Usually uncredited, he played on records by The Drifters, Aretha Franklin and The Coasters, Frank Sinatra, Charles Mingus and Sarah Vaughan, Ben E. King’s “Stand by Me,” Ray Charles’ “Georgia on My Mind” and Bryan Hyland’s “Itsy Bitsy Teeny Weeny Yellow Polka Dot Bikini.” He toured with Benny Goodman from 1966 to 1986 and played in the Tonight Show orchestra when the show was based in New York.

Pizzarelli, a lifelong resident of New Jersey, decided to not move west with Johnny Carson in 1972 and started gigging regularly in New York jazz clubs. He performed solo and as a sideman with saxophonists Zoot Sims and Bud Freeman and the violinists Stéphane Grappelli and Joe Venuti.

He started working with son, John Pizzarelli, in 1980 in a two-guitar setting. Years later, after the younger Pizzarelli was established as a jazz and cabaret performer, Bucky would often perform as a guest in his band, which included another son, Martin, on bass.

Pizzarelli performed into his 90s, even after a stroke and a bout with pneumonia. He recorded often in the 21st century, appearing on records by his son John, Stanley Jordan and Paul McCartney’s Kisses on the Bottom, among others, and backed Rufus Wainwright on his re-creation of Judy Garland’s Carnegie Hall concert.

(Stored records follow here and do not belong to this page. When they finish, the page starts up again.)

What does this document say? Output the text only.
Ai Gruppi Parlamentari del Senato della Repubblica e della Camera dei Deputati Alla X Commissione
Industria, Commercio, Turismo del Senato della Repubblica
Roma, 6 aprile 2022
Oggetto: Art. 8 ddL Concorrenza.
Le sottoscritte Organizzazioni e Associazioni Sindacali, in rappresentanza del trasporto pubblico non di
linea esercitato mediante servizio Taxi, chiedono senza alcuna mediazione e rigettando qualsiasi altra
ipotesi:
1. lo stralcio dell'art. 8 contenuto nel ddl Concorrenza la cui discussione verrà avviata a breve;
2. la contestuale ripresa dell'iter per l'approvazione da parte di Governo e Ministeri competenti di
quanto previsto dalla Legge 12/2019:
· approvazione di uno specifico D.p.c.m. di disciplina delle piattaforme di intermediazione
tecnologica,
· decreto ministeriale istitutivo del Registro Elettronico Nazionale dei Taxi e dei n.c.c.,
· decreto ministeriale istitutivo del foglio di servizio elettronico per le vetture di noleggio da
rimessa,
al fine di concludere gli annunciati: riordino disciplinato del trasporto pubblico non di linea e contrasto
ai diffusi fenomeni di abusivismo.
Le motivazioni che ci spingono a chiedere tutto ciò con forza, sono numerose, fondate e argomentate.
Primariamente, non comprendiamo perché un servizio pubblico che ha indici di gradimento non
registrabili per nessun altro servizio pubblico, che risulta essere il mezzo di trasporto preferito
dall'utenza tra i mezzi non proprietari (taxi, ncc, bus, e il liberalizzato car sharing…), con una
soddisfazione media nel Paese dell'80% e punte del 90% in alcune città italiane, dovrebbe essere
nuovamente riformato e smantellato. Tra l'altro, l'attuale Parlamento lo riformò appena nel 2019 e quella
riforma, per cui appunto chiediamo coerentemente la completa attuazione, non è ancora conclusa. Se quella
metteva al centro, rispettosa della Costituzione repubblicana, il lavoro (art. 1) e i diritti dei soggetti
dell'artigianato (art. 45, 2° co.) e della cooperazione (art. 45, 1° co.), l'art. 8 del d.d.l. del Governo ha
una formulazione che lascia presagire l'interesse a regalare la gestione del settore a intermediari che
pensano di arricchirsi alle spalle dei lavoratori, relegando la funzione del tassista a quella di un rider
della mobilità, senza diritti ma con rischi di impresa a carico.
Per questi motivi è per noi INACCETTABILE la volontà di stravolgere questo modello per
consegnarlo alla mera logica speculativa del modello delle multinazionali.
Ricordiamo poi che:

In a tribute on Facebook, John Pizzarelli wrote:

“Playing with Les Paul at the St Regis, encouraging him to start playing again in the early 70’s; Accompanying Julie London at the Americana in the 60’s (read the reviews and there is always a great mention of their duets); his trio at the Pierre hotel which Whitney Balliett described as “great jazz disguised hotel music” and numerous record dates with everyone from Tony Bennett, Carly Simon, Janis Ian (‘At Seventeen’) to Paul McCartney, Robert Palmer and Antonio Carlos Jobim.

“My father was a mentor to so many guitarists both professional and amateur. Always doling our advice, always encouraging, always in tune and always ready for a record date.

“He was a wonderful dad. He was a decent bocce player, a New York football Giants fan and for some reason liked the Yankees. But, he was music first and foremost and it showed in his artistry. He taught himself classical guitar! Played the literature, like a jazz guitarist, which is the only way I can hear it now. I’ll add more later but I wanted to raise my glass to this amazing man. If you want to do him a favor, send some money to the Jazz Foundation. JFA.org or call Joe Petrucelli there at 212-245-3999 ext 10-thanks for listening.”